Ieri sera, festa a Roma a casa di un amico (quasi fratello) che vive vicino a Piazza Navona e che fa sessant’anni. Dopo essere stato inspiegabilmente fermo tra Ponte Sisto e Ponte Garibaldi per dieci minuti, attraverso il Tevere e quasi miracolosamente, in un lungotevere pieno zeppo di macchine in sosta, trovo posto subito dopo il ponte di Regina Coeli. Di lì, passando per quei vicoli che conosco a memoria, arrivo a destinazione. E festeggiamo mangiando bevendo e facendo le solite chiacchiere che si fanno alle feste.
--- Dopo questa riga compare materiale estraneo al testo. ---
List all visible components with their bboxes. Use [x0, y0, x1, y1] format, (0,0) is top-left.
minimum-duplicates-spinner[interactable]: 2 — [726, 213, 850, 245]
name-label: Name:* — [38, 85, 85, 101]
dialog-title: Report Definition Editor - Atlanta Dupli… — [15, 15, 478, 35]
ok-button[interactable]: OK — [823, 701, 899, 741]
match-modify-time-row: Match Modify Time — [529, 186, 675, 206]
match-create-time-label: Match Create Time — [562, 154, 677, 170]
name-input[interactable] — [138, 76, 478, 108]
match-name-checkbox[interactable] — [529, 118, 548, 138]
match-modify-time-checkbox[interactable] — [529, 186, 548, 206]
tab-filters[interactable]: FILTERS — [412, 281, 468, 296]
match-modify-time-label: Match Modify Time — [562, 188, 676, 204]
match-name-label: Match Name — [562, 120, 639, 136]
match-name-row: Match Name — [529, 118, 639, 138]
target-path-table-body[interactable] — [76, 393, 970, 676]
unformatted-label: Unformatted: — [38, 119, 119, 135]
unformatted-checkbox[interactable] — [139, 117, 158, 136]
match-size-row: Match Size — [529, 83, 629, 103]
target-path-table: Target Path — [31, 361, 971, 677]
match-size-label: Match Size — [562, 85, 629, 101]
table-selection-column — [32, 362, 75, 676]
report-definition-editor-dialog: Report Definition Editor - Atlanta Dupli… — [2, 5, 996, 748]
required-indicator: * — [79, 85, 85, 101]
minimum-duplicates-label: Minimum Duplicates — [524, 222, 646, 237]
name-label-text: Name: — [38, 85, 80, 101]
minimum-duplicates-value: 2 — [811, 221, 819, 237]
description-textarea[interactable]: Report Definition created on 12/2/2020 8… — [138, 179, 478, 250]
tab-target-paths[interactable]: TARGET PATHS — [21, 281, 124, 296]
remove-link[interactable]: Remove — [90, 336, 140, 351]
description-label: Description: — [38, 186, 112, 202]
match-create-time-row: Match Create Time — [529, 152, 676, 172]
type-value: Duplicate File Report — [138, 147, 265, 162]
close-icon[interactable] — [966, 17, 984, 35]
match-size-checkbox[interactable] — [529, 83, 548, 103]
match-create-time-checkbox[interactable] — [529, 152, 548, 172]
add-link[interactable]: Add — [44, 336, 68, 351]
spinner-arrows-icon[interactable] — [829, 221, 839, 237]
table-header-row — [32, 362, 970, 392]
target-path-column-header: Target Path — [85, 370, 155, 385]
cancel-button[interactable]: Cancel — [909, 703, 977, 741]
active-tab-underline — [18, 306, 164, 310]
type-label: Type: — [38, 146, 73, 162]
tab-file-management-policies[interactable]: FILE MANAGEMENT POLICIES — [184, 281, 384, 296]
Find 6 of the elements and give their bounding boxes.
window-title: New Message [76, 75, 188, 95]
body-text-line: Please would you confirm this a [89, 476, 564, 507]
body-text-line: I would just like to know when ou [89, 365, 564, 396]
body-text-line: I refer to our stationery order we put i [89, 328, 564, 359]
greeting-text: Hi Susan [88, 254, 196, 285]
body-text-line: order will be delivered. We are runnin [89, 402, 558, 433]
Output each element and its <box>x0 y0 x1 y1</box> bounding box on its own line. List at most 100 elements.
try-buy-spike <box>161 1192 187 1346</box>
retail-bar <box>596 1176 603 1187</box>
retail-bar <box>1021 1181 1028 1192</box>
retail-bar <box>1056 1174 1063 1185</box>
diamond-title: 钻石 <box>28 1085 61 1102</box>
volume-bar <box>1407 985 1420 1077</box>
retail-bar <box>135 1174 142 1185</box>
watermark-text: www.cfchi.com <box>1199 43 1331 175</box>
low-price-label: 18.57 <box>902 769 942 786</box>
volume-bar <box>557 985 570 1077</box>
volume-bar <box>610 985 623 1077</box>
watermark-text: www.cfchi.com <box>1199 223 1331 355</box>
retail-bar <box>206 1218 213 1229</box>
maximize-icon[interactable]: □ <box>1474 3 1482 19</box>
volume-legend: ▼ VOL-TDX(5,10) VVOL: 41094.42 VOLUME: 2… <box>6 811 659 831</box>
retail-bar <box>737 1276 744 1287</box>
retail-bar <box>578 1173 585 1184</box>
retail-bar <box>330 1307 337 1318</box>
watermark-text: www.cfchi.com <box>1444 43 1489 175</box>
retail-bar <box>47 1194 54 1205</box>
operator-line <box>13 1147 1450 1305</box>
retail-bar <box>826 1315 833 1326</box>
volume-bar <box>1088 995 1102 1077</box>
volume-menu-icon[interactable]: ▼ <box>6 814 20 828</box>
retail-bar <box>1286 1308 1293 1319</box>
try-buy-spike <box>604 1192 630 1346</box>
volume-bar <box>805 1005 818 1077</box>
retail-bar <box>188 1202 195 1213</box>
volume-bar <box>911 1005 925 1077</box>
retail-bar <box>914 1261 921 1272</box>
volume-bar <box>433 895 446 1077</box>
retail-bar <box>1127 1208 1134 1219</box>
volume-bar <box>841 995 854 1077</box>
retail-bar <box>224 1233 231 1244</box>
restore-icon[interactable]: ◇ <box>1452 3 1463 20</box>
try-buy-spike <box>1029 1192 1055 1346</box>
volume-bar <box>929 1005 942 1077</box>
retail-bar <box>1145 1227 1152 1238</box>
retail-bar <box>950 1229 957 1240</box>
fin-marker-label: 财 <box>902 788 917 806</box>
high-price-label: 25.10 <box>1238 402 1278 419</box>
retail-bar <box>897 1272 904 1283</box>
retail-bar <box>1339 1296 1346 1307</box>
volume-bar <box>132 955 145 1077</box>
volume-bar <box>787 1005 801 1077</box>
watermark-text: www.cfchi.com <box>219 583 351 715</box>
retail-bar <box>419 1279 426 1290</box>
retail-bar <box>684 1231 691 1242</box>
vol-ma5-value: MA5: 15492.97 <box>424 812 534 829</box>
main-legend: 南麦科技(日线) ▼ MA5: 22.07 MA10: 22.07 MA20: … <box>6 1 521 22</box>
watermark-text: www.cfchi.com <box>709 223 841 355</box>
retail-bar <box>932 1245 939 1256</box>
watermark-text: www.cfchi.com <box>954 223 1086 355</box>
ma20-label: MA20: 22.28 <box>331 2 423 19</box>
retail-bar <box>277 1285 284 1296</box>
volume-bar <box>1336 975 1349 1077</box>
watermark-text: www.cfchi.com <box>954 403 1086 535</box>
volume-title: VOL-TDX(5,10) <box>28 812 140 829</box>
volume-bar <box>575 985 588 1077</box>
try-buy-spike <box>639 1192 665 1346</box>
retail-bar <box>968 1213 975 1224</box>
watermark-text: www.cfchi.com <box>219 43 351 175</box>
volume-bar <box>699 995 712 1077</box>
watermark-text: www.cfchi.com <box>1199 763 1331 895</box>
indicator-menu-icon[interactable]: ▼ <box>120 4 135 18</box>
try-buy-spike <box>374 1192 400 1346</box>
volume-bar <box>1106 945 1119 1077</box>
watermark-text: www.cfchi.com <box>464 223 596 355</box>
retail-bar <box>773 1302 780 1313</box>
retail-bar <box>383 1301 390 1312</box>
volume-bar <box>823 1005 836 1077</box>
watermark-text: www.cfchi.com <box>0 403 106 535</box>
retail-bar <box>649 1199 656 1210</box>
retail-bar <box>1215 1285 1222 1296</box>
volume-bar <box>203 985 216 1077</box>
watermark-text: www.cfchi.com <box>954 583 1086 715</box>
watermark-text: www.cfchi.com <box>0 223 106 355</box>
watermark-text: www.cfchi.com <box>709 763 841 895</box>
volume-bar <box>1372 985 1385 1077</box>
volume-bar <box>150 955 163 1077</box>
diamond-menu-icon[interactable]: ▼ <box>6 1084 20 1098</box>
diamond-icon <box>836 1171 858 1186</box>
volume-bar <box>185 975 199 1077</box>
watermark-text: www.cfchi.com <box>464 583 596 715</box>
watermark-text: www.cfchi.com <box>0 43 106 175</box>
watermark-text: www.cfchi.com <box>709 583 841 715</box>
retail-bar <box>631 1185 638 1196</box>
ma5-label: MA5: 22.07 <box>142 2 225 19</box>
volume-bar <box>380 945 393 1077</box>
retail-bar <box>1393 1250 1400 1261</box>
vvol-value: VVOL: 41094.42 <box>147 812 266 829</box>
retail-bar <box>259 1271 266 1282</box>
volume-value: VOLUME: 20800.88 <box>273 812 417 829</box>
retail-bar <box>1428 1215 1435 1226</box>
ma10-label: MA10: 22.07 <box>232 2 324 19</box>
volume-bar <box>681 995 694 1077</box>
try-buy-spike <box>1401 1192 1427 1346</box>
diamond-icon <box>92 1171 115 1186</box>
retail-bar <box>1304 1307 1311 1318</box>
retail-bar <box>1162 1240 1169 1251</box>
Un po’ prima di mezzanotte saluto e faccio a ritroso i soliti vicoli fino a spuntare sul Lungotevere all’altezza di S.Eligio degli Orefici. Attraverso il Lungotevere e vado verso la macchina. A quell’ora anche la “Cosa” di Kentridge sembra avere un suo perché.
Salgo in macchina e penso che ormai a Roma solo di notte, quando le ferite e i segni dei (brutti) tempi che stiamo attraversando sono meno evidenti, ritrovo la città che conoscevo e amavo. Non c’è nulla da fare: ormai sono un vecchio brontolone.